Desde la ventana de mi escritorio, en un segundo piso acogedor en San Miguel, diviso una caseta de teléfono público. No es como la de Superman, que protege su pudor cuando se cambia de ropa. Pero es igualmente un modelo de museo. En el cine y en la TV, menos todavía en la vida real, ya no vemos al protagonista que busca un teléfono público en medio de la soledad o de la noche. Comunicarse, hoy día, es tan simple como sacar del bolsillo o de la cartera un artefacto portátil que permite enviar mensajes al mundo entero.
Las redes sociales, algo inimaginable hasta el final del siglo pasado, son parte del milagro. Uno puede decir lo que quiera, cuando quiera y enviárselo a miles y hasta millones de seguidores no importa dónde.
Interesante ejercicio, pero peligroso. Hay problemas de salud (el uso excesivo del celular puede afectar los músculos del brazo y recargar al oído) o de seguridad: nada más peligroso que ir por la calle sin fijarse en los hoyos del pavimento o -peor- en los automovilistas al acecho y los ágiles delincuentes. Nada se compara, sin embargo, con el riesgo multiplicado de entregar información falsa, no comprobada, o que afecte la honra de otras personas. La facilidad con la que se puede hacer, nos ha hecho perder la perspectiva. Lo que antes no salía más allá de nuestra mente o de nuestro entorno más íntimo, ahora se coloca en una gran pantalla de alcance planetario.
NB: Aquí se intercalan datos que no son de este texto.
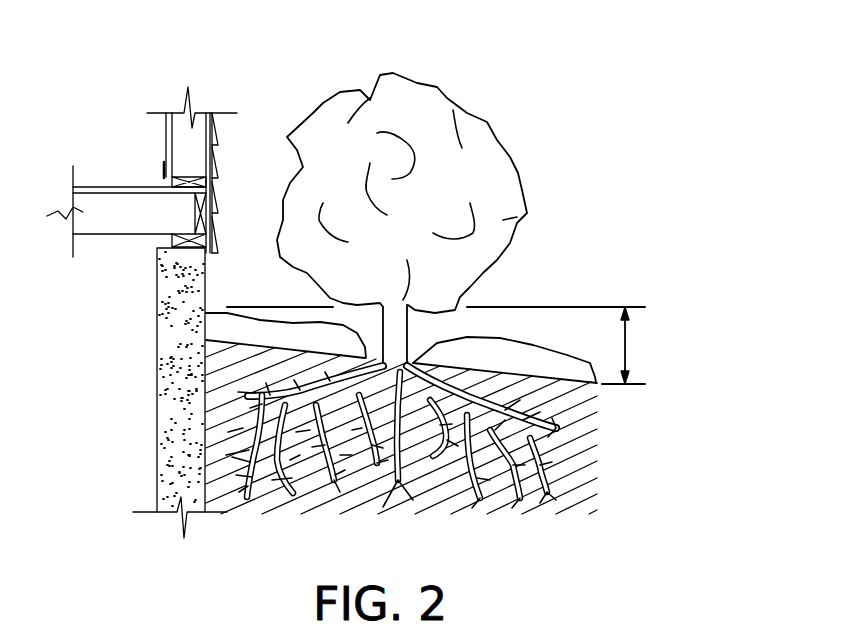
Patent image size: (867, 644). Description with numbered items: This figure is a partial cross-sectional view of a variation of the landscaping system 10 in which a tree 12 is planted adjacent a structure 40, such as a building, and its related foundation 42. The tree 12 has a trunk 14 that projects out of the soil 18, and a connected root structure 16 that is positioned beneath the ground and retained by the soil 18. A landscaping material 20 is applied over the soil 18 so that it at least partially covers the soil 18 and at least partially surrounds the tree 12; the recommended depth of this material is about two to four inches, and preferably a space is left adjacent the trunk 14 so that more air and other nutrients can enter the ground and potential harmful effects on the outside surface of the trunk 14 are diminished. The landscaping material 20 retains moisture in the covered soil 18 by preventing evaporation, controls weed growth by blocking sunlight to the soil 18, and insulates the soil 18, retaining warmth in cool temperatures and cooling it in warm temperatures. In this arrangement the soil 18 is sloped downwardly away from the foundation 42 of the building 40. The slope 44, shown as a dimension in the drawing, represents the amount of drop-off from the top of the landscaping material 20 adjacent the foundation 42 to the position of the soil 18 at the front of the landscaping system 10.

The landscaping system 10 is at (655, 167).
The tree 12 is at (478, 127).
The trunk 14 is at (398, 342).
The root structure 16 is at (538, 500).
The soil 18 is at (587, 436).
The landscaping material 20 is at (545, 358).
The structure 40 is at (215, 80).
The foundation 42 is at (165, 398).
The slope 44 is at (627, 348).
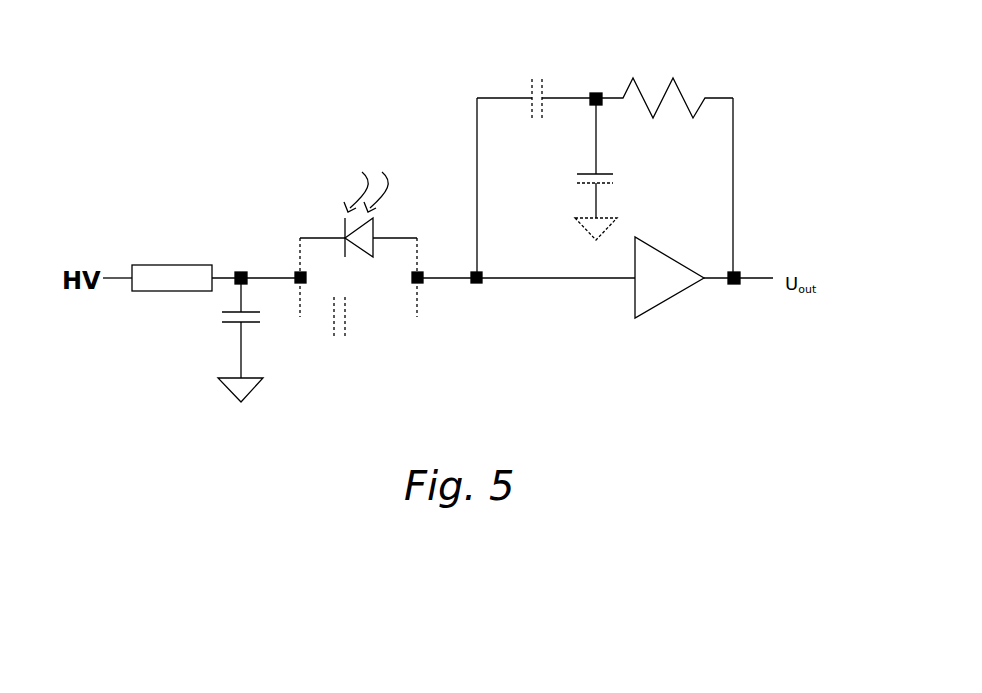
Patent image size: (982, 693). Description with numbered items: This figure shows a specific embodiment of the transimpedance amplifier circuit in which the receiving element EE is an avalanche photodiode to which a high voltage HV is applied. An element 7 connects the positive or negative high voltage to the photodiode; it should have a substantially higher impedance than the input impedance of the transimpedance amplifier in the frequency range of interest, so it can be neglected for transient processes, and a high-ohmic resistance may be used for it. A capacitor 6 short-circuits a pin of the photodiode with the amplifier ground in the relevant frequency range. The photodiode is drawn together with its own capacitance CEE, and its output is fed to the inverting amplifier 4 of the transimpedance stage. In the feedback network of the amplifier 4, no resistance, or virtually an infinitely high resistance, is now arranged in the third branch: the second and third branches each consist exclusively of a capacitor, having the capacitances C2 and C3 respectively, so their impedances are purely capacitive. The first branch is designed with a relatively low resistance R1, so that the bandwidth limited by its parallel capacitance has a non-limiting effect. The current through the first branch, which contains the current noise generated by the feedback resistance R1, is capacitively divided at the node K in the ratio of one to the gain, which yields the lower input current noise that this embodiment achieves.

La responsabilidad es la misma de siempre: nuestra. Pero también tiene que ver con el uso de los “adelantos” que se promueven en la tele, la radio y a veces en nuestro propio celular. Prometen más y más “gigas”, mejores imágenes y alcance ilimitado.
Se fomenta así el peor individualismo. Los algoritmos en tiempos de Internet, que eran -casi- un pasatiempo teórico de matemáticos, manejan ahora lo que comunicamos en las redes sociales. Exacerban el odio y la mentira. Destacan en las redes sociales la conflictividad porque “vende”. Gracias a estos poderes ocultos, los procesos políticos están llegando a poner en peligro la democracia, como ha ocurrido en Estados Unidos y en otros países.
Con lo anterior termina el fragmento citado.